Her yıl Aralık ayında BBC, İngiltere’nin en uzun süredir devam eden yayın geleneklerinden birine bir program akşamı ayırır. Yılın Sporcusu Ödülü ilk olarak 1954’te verildi; neredeyse yetmiş yıl sonra, ülkenin spor bilincinde bir demirbaş olarak hala güçlü bir hal alıyor.
Oyların artık kartpostal ile gönderilmediği bir dönemde, ödülde biraz tuhaflık olduğunu hissetmek mümkün. Kriterler hoş bir şekilde opak: Geçen yıl İngiliz forvet Beth Mead, kriket süperstarı Ben Stokes’u ve İngiltere’nin Olimpik curling takımının kaptanı Eve Muirhead’i yendi. Başarılarının nasıl karşılaştırılması gerektiği tam olarak belli değil.
Yine de ödülün varlığı zararsız, hatta biraz tatlı. Ne de olsa yıllarını zanaatlarına adamış sporculara hak ettikleri bir kutlama yapmak için bir şans. Daha büyük bir sorun, uyguladığı kültürel ağırlıktır: Törenden önceki aylarda, herhangi bir spor başarısını yalnızca ödülün hedefini nasıl etkileyebileceği ışığında sunma eğilimi vardır.
Formula 1 dünya şampiyonluğunu kazanan Lewis Hamilton veya ABD Açık’ta Emma Raducanu veya Tour de France’da bir İngiliz bisikletçi: Bu, onların yılın spor kişiliği olmak için favori oldukları anlamına mı geliyor? Gerçek sporların kendileri elemelerden başka bir şeye indirgenemez.

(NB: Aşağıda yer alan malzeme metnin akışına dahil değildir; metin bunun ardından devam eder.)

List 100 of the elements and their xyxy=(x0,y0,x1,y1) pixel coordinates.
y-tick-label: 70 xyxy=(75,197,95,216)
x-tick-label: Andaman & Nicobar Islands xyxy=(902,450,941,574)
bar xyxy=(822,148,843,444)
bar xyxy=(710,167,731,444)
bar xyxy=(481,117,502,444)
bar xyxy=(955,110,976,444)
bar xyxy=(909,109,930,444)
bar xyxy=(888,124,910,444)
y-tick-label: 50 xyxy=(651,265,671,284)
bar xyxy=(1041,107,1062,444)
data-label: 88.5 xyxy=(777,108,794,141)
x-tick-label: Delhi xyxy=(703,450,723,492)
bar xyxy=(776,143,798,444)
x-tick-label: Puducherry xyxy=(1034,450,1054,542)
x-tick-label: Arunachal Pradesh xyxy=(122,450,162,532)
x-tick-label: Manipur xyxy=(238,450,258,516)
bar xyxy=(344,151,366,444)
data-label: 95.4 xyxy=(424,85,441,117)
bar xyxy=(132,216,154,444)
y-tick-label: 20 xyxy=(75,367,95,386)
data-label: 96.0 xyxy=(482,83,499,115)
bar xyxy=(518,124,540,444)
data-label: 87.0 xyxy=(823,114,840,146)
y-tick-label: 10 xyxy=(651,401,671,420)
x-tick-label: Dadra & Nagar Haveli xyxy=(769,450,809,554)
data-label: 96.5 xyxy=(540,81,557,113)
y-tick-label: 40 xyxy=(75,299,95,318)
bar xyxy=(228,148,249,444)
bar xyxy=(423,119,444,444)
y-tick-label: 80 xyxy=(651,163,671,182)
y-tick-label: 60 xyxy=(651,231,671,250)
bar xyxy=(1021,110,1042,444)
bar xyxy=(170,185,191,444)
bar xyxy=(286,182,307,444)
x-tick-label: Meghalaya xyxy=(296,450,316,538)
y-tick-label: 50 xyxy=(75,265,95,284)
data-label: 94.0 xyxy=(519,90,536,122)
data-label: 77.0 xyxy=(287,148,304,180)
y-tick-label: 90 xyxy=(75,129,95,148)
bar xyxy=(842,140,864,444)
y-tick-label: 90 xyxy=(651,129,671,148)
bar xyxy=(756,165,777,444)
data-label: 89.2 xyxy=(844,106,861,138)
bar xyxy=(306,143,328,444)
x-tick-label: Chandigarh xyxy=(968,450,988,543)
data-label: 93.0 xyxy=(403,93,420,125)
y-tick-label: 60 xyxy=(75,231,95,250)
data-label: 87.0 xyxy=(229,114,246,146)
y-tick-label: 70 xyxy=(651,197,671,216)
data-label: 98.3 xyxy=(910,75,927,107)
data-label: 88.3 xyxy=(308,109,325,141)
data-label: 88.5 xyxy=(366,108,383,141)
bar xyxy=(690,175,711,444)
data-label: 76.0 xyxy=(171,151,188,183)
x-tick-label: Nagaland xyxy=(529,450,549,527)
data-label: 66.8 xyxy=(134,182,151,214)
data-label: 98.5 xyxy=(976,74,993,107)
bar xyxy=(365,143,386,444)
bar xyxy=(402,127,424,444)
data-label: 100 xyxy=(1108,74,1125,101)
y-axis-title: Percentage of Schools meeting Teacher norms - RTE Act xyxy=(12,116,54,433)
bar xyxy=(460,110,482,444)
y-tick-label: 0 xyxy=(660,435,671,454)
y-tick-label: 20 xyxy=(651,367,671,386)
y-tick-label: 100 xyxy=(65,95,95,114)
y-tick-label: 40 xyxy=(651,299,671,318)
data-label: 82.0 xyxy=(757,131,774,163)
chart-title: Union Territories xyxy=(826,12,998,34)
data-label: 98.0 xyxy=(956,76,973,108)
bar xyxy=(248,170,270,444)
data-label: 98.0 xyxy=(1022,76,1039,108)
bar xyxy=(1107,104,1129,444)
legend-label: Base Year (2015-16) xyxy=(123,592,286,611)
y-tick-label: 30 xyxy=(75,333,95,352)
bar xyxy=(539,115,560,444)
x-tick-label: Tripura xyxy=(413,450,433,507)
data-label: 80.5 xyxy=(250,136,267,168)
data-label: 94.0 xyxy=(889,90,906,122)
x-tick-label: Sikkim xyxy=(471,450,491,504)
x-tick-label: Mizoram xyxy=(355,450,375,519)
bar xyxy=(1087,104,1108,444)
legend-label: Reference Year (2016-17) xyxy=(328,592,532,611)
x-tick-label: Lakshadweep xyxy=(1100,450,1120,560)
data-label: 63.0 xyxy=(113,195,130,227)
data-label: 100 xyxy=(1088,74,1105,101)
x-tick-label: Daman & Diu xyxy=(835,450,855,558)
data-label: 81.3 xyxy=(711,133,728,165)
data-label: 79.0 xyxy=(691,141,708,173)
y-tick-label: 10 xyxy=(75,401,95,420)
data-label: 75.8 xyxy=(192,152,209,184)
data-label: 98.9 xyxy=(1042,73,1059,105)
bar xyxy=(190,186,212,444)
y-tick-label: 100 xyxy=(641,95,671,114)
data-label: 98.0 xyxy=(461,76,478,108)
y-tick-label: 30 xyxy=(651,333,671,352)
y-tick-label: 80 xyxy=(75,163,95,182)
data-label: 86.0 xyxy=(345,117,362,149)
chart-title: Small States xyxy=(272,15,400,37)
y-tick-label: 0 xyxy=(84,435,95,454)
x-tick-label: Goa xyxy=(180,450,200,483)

Bu sezon Jude Bellingham ile sözleşme imzalama yarışının benzer bir havaya büründüğü zamanlar oldu. Borussia Dortmund’un orta saha oyuncusu Bellingham ile ilgili tasarımlara sahip futbol kulüplerinin kampanyaları, genellikle kupa kazanma veya Şampiyonlar Ligi’ne katılma girişimleri olarak değil, bunun yerine 19 yaşındaki çocuğun yeni evi olarak hizmet verecek seçmeler olarak ele alındı.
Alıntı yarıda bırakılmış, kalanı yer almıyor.